When we spoke to Kate, she was unsuccessfully harvesting hips from the rose plants which climb through the garden. “I’ve just been eating them all, they’re so delicious.”
One thing you won’t find – yet – are any native botanicals. “We’re not going out of our way to include any New Zealand botanicals – we will if we think they will enhance the product, but we’re not doing it for the sake of it.

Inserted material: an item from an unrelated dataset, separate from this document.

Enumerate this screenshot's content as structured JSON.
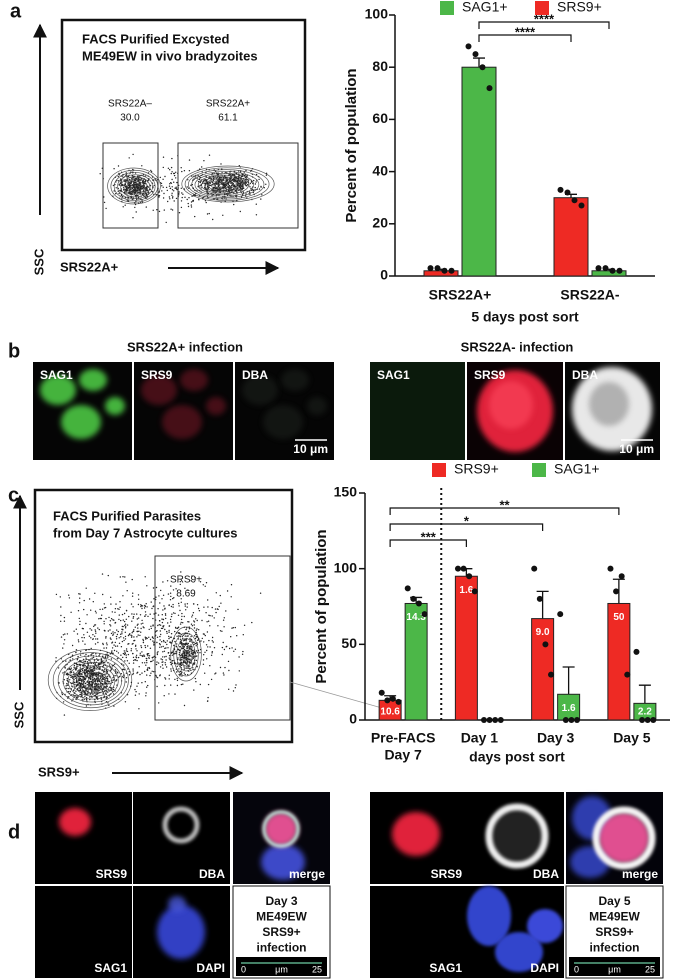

“We’ve always maintained that the way we’re showing our product is unmistakeably New Zealand is from its terroir, that things grown here in a macro or microclimate are really indicative of their place.”
A LITTLE DASH OF PEPPER
In a still holding 150 litres of ingredients for a batch of gin, Kate and David add just 1.25g of Sichuan pepper (Zanthoxylum simulans). Once dried, the citrus-pine-flavoured peppercorns quickly numb the tongue, which is why they use so little.
It’s an incredibly thorny tree, so much so that nurseryman Peter Cave recommends putting it somewhere out of the way and only visiting it in autumn to collect the berries. Peter sells plants online, and they’re also available at the Waikato Tree Crops annual sale in July at Hamilton Gardens.
Kate and David also use timut pepper (Zanthoxylum armatum), a close relation of Sichuan pepper. “It’s one of my favourites,” says Kate. “The main thing is it’s so citrusy, it’s really incredible used in Asian cuisine too.”
WHAT IS BIODYNAMICS
Biodynamics is a form of organic agriculture prescribed by Austrian philosopher Rudolf Steiner in the 1920s. Many of the practices he outlined are the same or very close to standard organic methods. Where biodynamics differs is in the requirement to use nine preparations (numbered 500-508) that practitioners believe improve soils and crop quality.
Preparation 500 is the most common, a mix of cow manure packed into a cow’s horn, then buried in a rich biodynamic topsoil for 4-6 months. Once dug up, it’s rhythmically stirred in clean water, and sprayed over the soil.
Biodynamic practitioners also believe the rhythms of the sun, moon, and stars affect plant growth. In NZ, the Bio Dynamic Farming and Gardening Association runs Demeter, a recognised worldwide organic certification system.